Week 6 Discussion 1
Due: In an effort to facilitate scholarly discourse, create your initial post by Tuesday, and reply to at least two of your classmates, on two separate days, by Saturday.
Using the readings and references, write a complete SOAP note for this patient in the proper format.
It should include a subjective and objective section with correct patient information, an explanation of differential diagnoses, and a comprehensive treatment plan which incorporates both psychosocial interventions as well as a medication plan, if indicated, with collateral information and patient education.
Use appropriate scholarly references and APA format.
Use the SOAP note template found in the Week 6: Learning Materials for your submission.
Psychiatric SOAP Note Template
There are different ways in which to complete a Psychiatric SOAP (Subjective, Objective, Assessment, and Plan) Note. This is a template that is meant to guide you as you continue to develop your style of SOAP in the psychiatric practice setting. Refer to the Psychiatric SOAP Note PowerPoint for further detail about each of these sections.
Include chief complaint, subjective information from the patient, names and relations of others present in the interview, and basic demographic information of the patient. HPI, Past Medical and Psychiatric History, Social History.
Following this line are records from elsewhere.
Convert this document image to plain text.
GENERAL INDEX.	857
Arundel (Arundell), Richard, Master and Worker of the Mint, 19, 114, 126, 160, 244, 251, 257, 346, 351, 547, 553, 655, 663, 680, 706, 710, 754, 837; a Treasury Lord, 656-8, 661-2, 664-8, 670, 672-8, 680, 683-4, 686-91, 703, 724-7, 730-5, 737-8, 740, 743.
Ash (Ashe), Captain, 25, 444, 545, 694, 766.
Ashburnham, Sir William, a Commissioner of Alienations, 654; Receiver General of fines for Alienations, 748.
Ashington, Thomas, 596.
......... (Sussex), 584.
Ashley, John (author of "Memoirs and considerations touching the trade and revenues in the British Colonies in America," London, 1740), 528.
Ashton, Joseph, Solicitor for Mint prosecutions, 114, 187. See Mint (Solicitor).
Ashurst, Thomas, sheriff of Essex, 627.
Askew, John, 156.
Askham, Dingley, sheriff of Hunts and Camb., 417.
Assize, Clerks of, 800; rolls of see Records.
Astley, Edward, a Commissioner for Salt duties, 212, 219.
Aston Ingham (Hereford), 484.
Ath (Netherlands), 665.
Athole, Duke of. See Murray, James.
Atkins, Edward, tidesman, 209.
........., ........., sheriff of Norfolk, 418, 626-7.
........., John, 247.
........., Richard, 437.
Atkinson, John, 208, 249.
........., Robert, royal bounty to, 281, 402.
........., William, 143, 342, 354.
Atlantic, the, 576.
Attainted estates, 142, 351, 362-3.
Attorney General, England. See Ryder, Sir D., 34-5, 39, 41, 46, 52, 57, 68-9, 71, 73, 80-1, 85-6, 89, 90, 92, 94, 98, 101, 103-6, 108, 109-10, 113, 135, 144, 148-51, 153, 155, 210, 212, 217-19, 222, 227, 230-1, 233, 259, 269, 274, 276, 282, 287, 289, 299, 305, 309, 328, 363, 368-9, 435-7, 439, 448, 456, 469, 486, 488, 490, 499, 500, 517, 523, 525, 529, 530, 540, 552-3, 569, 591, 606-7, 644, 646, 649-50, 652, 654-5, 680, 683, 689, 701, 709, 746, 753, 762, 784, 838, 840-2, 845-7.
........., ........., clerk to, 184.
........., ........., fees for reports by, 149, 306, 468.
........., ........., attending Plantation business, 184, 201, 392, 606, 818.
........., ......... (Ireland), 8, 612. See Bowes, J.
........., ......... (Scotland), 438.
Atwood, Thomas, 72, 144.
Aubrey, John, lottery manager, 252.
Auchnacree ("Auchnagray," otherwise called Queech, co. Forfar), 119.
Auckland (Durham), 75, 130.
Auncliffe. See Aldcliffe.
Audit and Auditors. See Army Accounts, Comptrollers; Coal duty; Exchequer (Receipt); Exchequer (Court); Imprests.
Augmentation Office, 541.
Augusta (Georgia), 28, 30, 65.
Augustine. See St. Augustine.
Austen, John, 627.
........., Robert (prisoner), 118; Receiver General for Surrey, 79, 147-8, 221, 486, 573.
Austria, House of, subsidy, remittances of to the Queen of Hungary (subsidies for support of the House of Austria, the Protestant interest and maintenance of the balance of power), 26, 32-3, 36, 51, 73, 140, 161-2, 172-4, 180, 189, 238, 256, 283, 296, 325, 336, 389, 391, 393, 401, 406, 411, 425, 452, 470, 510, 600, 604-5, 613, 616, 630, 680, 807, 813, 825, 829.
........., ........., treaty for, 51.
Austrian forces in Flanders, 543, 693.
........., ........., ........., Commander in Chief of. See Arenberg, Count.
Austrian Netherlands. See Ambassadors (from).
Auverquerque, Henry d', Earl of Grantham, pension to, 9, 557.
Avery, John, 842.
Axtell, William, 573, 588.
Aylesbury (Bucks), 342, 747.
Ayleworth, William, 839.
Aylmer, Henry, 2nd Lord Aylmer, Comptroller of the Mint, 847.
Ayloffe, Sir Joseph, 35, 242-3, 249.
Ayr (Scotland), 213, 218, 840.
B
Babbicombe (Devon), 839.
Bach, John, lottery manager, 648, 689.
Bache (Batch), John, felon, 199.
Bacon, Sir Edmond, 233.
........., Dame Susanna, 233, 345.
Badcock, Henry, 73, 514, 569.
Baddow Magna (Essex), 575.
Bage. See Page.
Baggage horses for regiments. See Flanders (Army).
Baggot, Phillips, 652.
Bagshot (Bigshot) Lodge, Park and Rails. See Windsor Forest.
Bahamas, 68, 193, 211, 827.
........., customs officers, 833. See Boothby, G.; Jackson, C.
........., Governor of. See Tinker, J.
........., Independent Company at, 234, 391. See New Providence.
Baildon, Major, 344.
This is where the “facts” are located. Include relevant labs, test results, vitals, and Review of Systems (ROS) – if ROS is negative, “ROS noncontributory,” or “ROS negative with the exception of…” Include MSE, risk assessment here, and psychiatric screening measure results.
Include your findings, diagnosis and differentials (DSM-5 and any other medical diagnosis) along with ICD-10 codes, treatment options, and patient input regarding treatment options (if possible), including obstacles to treatment.
Include a specific plan, including medications & dosing & titration considerations, lab work ordered, referrals to psychiatric and medical providers, therapy recommendations, holistic options and complimentary therapies, and rationale for your decisions. Include when you will want to see the patient next. This comprehensive plan should relate directly to your Assessment.